一九八〇年代のアニメや漫画にしばしば見られる、外見による善悪の単純な対立構図。だが、両氏の会話はそれを「時代の限界」として受け止めつつ、現代的な視点から再検討している。
物語が抱えるジレンマ
上妻氏は「今だったら、銀五郎の良い点も認めるはず」と語る。しかし新井氏は「そうしたら終わんねえじゃん」と笑う。そこに、現代の物語が抱える深い矛盾がある。善悪を単純に描けば「古い」と言われ、複雑に描けば「終わらない」。物語はどこで区切りをつけ、どのように人を赦すのか――その問いが、いまなお私たちに突きつけられている。上妻氏が「今そういう世の中なんでしょ?」と投げかけ、新井氏が「世の中は世の中。物語は物語」と返す場面は象徴的だ。このやり取りは、神話的な単純さを持つ『美味しんぼ』を通して、現代の「多面化しすぎた物語」を逆照射している。
顔ではなく、手の所作を見る
しかし、上妻氏と新井氏のやりとりを読み進めると、銀五郎という人物が単なる悪役としては描かれていないことにも気づく。彼は頑固で粗野だが、その背後には、長年包丁を握ってきた職人としての誇りと、不器用な誠実さがある。その心は見た目の印象にかき消されてしまうが、彼の包丁の動きには確かに「人を喜ばせたい」という思いがある。

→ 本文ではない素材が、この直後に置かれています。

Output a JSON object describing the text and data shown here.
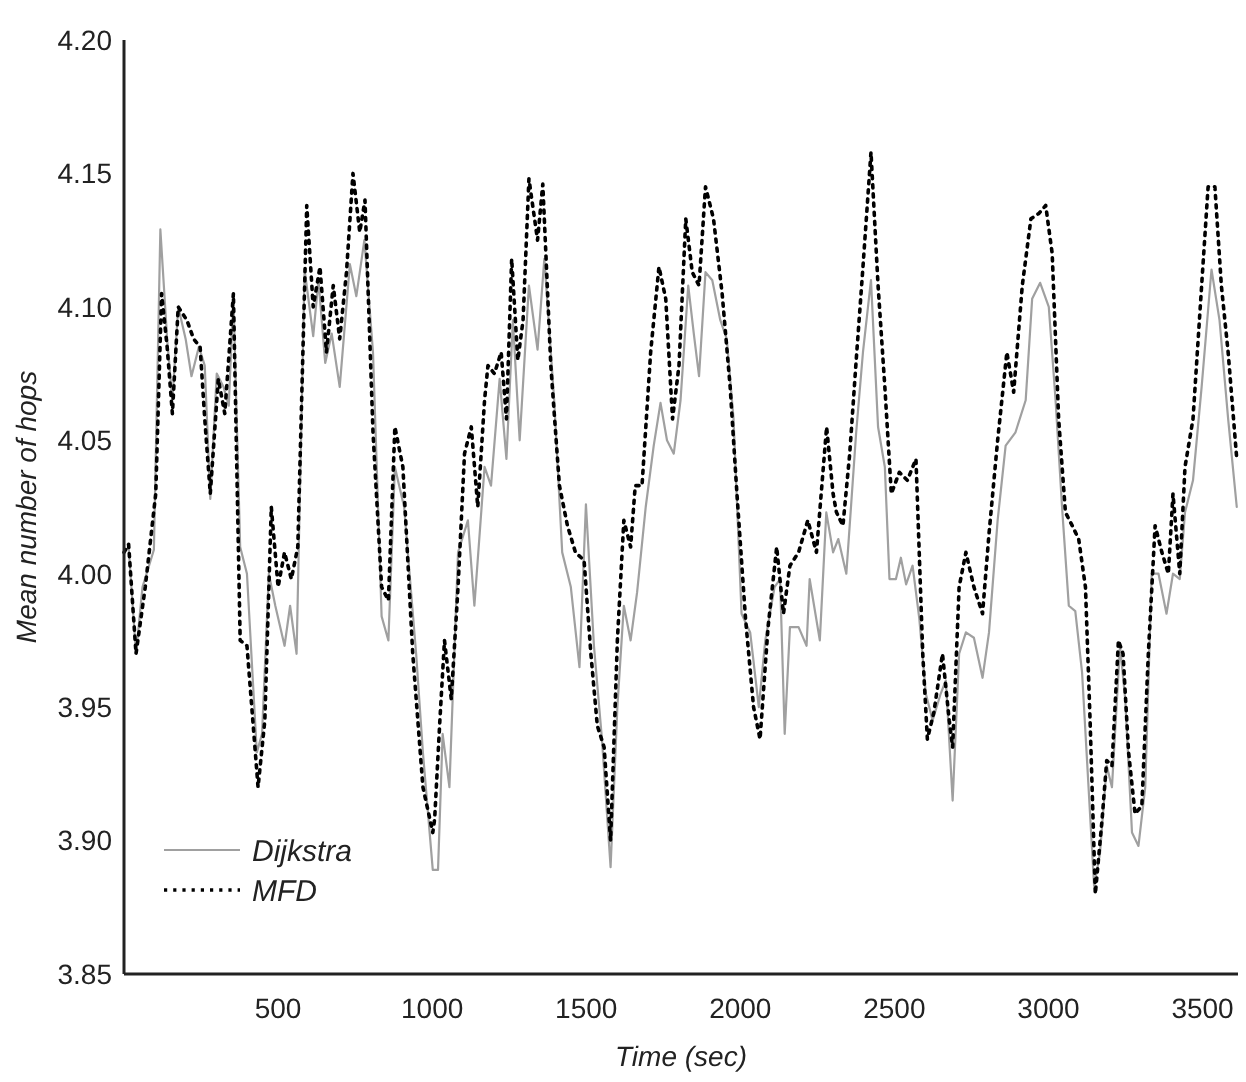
{
  "chart_data": {
    "type": "line",
    "xlabel": "Time (sec)",
    "ylabel": "Mean number of hops",
    "xlim": [
      0,
      3615
    ],
    "ylim": [
      3.85,
      4.2
    ],
    "xticks": [
      500,
      1000,
      1500,
      2000,
      2500,
      3000,
      3500
    ],
    "yticks": [
      {
        "value": 3.85,
        "label": "3.85"
      },
      {
        "value": 3.9,
        "label": "3.90"
      },
      {
        "value": 3.95,
        "label": "3.95"
      },
      {
        "value": 4.0,
        "label": "4.00"
      },
      {
        "value": 4.05,
        "label": "4.05"
      },
      {
        "value": 4.1,
        "label": "4.10"
      },
      {
        "value": 4.15,
        "label": "4.15"
      },
      {
        "value": 4.2,
        "label": "4.20"
      }
    ],
    "grid": false,
    "legend": "bottom left",
    "marker": "none",
    "series": [
      {
        "name": "Dijkstra",
        "color": "#a0a0a0",
        "line_style": "solid",
        "x": [
          0,
          15,
          39,
          60,
          97,
          118,
          140,
          157,
          176,
          200,
          219,
          243,
          262,
          280,
          301,
          323,
          340,
          355,
          377,
          399,
          431,
          448,
          470,
          491,
          521,
          539,
          560,
          586,
          614,
          631,
          653,
          674,
          700,
          733,
          754,
          780,
          808,
          836,
          858,
          879,
          909,
          948,
          970,
          1002,
          1019,
          1034,
          1056,
          1084,
          1116,
          1137,
          1170,
          1191,
          1219,
          1241,
          1262,
          1284,
          1314,
          1342,
          1364,
          1396,
          1422,
          1450,
          1478,
          1499,
          1525,
          1551,
          1579,
          1601,
          1622,
          1644,
          1665,
          1693,
          1719,
          1741,
          1762,
          1784,
          1806,
          1831,
          1849,
          1866,
          1887,
          1909,
          1935,
          1956,
          1978,
          2004,
          2032,
          2060,
          2081,
          2111,
          2129,
          2144,
          2161,
          2189,
          2215,
          2225,
          2258,
          2279,
          2301,
          2318,
          2344,
          2376,
          2398,
          2424,
          2447,
          2469,
          2484,
          2505,
          2521,
          2538,
          2559,
          2581,
          2602,
          2624,
          2650,
          2667,
          2689,
          2710,
          2732,
          2758,
          2786,
          2807,
          2835,
          2861,
          2893,
          2926,
          2947,
          2973,
          3001,
          3023,
          3044,
          3066,
          3087,
          3109,
          3130,
          3148,
          3167,
          3189,
          3206,
          3232,
          3249,
          3271,
          3292,
          3314,
          3335,
          3357,
          3383,
          3404,
          3426,
          3443,
          3469,
          3497,
          3529,
          3555,
          3583,
          3611
        ],
        "values": [
          4.008,
          4.01,
          3.97,
          3.995,
          4.009,
          4.129,
          4.088,
          4.065,
          4.1,
          4.088,
          4.074,
          4.085,
          4.078,
          4.028,
          4.075,
          4.07,
          4.063,
          4.104,
          4.01,
          4.0,
          3.933,
          3.94,
          4.0,
          3.988,
          3.973,
          3.988,
          3.97,
          4.114,
          4.089,
          4.11,
          4.079,
          4.09,
          4.07,
          4.116,
          4.104,
          4.125,
          4.083,
          3.984,
          3.975,
          4.04,
          4.025,
          3.97,
          3.933,
          3.889,
          3.889,
          3.94,
          3.92,
          4.008,
          4.02,
          3.988,
          4.04,
          4.033,
          4.073,
          4.043,
          4.095,
          4.05,
          4.108,
          4.084,
          4.118,
          4.065,
          4.008,
          3.995,
          3.965,
          4.026,
          3.973,
          3.938,
          3.89,
          3.95,
          3.988,
          3.975,
          3.993,
          4.025,
          4.048,
          4.064,
          4.05,
          4.045,
          4.065,
          4.108,
          4.09,
          4.074,
          4.113,
          4.11,
          4.095,
          4.088,
          4.058,
          3.985,
          3.978,
          3.95,
          3.975,
          3.995,
          3.998,
          3.94,
          3.98,
          3.98,
          3.973,
          3.998,
          3.975,
          4.023,
          4.008,
          4.013,
          4.0,
          4.053,
          4.083,
          4.11,
          4.055,
          4.04,
          3.998,
          3.998,
          4.006,
          3.996,
          4.003,
          3.983,
          3.955,
          3.945,
          3.955,
          3.96,
          3.915,
          3.97,
          3.978,
          3.976,
          3.961,
          3.978,
          4.02,
          4.048,
          4.053,
          4.065,
          4.103,
          4.109,
          4.1,
          4.065,
          4.025,
          3.988,
          3.986,
          3.963,
          3.92,
          3.883,
          3.895,
          3.928,
          3.92,
          3.973,
          3.953,
          3.903,
          3.898,
          3.92,
          4.0,
          4.0,
          3.985,
          4.0,
          3.998,
          4.023,
          4.035,
          4.07,
          4.114,
          4.095,
          4.058,
          4.025
        ]
      },
      {
        "name": "MFD",
        "color": "#000000",
        "line_style": "dotted",
        "x": [
          0,
          15,
          39,
          69,
          103,
          122,
          140,
          157,
          176,
          204,
          226,
          247,
          262,
          280,
          306,
          327,
          355,
          377,
          399,
          435,
          457,
          478,
          500,
          521,
          543,
          564,
          593,
          614,
          636,
          657,
          679,
          700,
          722,
          743,
          765,
          782,
          808,
          836,
          858,
          879,
          905,
          937,
          970,
          1002,
          1008,
          1025,
          1040,
          1062,
          1084,
          1105,
          1127,
          1148,
          1170,
          1181,
          1202,
          1224,
          1241,
          1258,
          1278,
          1295,
          1314,
          1342,
          1359,
          1385,
          1413,
          1439,
          1465,
          1493,
          1515,
          1536,
          1558,
          1579,
          1601,
          1622,
          1644,
          1659,
          1681,
          1709,
          1736,
          1758,
          1780,
          1801,
          1823,
          1844,
          1866,
          1887,
          1913,
          1941,
          1967,
          1989,
          2017,
          2043,
          2064,
          2090,
          2118,
          2140,
          2161,
          2189,
          2219,
          2247,
          2280,
          2301,
          2312,
          2333,
          2355,
          2376,
          2398,
          2424,
          2447,
          2469,
          2490,
          2516,
          2542,
          2570,
          2592,
          2607,
          2628,
          2656,
          2678,
          2689,
          2710,
          2732,
          2758,
          2786,
          2807,
          2835,
          2865,
          2887,
          2915,
          2943,
          2969,
          2991,
          3012,
          3033,
          3055,
          3077,
          3098,
          3120,
          3135,
          3152,
          3174,
          3189,
          3206,
          3227,
          3242,
          3260,
          3281,
          3303,
          3324,
          3346,
          3368,
          3389,
          3404,
          3426,
          3443,
          3469,
          3497,
          3518,
          3540,
          3561,
          3583,
          3611
        ],
        "values": [
          4.008,
          4.011,
          3.97,
          3.995,
          4.03,
          4.105,
          4.085,
          4.06,
          4.1,
          4.095,
          4.088,
          4.085,
          4.058,
          4.03,
          4.073,
          4.06,
          4.105,
          3.975,
          3.973,
          3.92,
          3.945,
          4.025,
          3.995,
          4.008,
          3.998,
          4.01,
          4.138,
          4.1,
          4.115,
          4.083,
          4.108,
          4.088,
          4.113,
          4.15,
          4.128,
          4.14,
          4.053,
          3.995,
          3.99,
          4.055,
          4.04,
          3.97,
          3.92,
          3.903,
          3.908,
          3.945,
          3.975,
          3.953,
          3.995,
          4.045,
          4.055,
          4.025,
          4.065,
          4.078,
          4.075,
          4.083,
          4.058,
          4.118,
          4.08,
          4.095,
          4.148,
          4.125,
          4.146,
          4.078,
          4.033,
          4.018,
          4.008,
          4.005,
          3.97,
          3.943,
          3.935,
          3.9,
          3.975,
          4.02,
          4.01,
          4.033,
          4.033,
          4.083,
          4.115,
          4.103,
          4.058,
          4.078,
          4.133,
          4.113,
          4.108,
          4.145,
          4.133,
          4.105,
          4.07,
          4.03,
          3.983,
          3.95,
          3.938,
          3.98,
          4.01,
          3.985,
          4.003,
          4.008,
          4.02,
          4.008,
          4.055,
          4.03,
          4.023,
          4.018,
          4.045,
          4.08,
          4.115,
          4.158,
          4.108,
          4.07,
          4.03,
          4.038,
          4.035,
          4.043,
          3.97,
          3.938,
          3.948,
          3.97,
          3.945,
          3.935,
          3.995,
          4.008,
          3.995,
          3.985,
          4.015,
          4.05,
          4.083,
          4.068,
          4.108,
          4.133,
          4.135,
          4.138,
          4.12,
          4.058,
          4.023,
          4.018,
          4.013,
          3.995,
          3.945,
          3.88,
          3.908,
          3.93,
          3.928,
          3.975,
          3.97,
          3.933,
          3.91,
          3.913,
          3.97,
          4.018,
          4.008,
          4.0,
          4.03,
          4.0,
          4.04,
          4.058,
          4.108,
          4.145,
          4.145,
          4.108,
          4.083,
          4.043
        ]
      }
    ]
  }
}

この構図は、現代社会にも通じている。SNSの世界では、発言の断片や写真の表情ひとつで、人が「善」にも「悪」にも仕立てられてしまう。可視化と拡散が進むほど、見た目や第一印象の影響力は強まり、内面の文脈は消えていく。上妻氏が語る「今そういう世の中なんでしょ?」という言葉は、現代のルッキズム批判として響く。
見えないものを信じる力
寿司を握るという行為は、本来「見えない仕事」の積み重ねだ。酢飯の温度、包丁の角度、手の感覚、そのすべてが、目には映らないところで決まっていく。「寿司の心」とは、他者を信じるためのまなざしであり、沈黙の奥にある誠実さを感じ取る力でもある。銀五郎の敗北の奥に、その「心の仕事」を読み取ることこそ、この物語の本当の鑑賞だろう。外見で人を判断する社会の中で、私たちはどれだけ「見えないものを見よう」とできるだろうか。
『美味しんぼ』第九話「寿司の心」は、四〇年を経た今もなお、その静かな問いを私たちに投げかけている。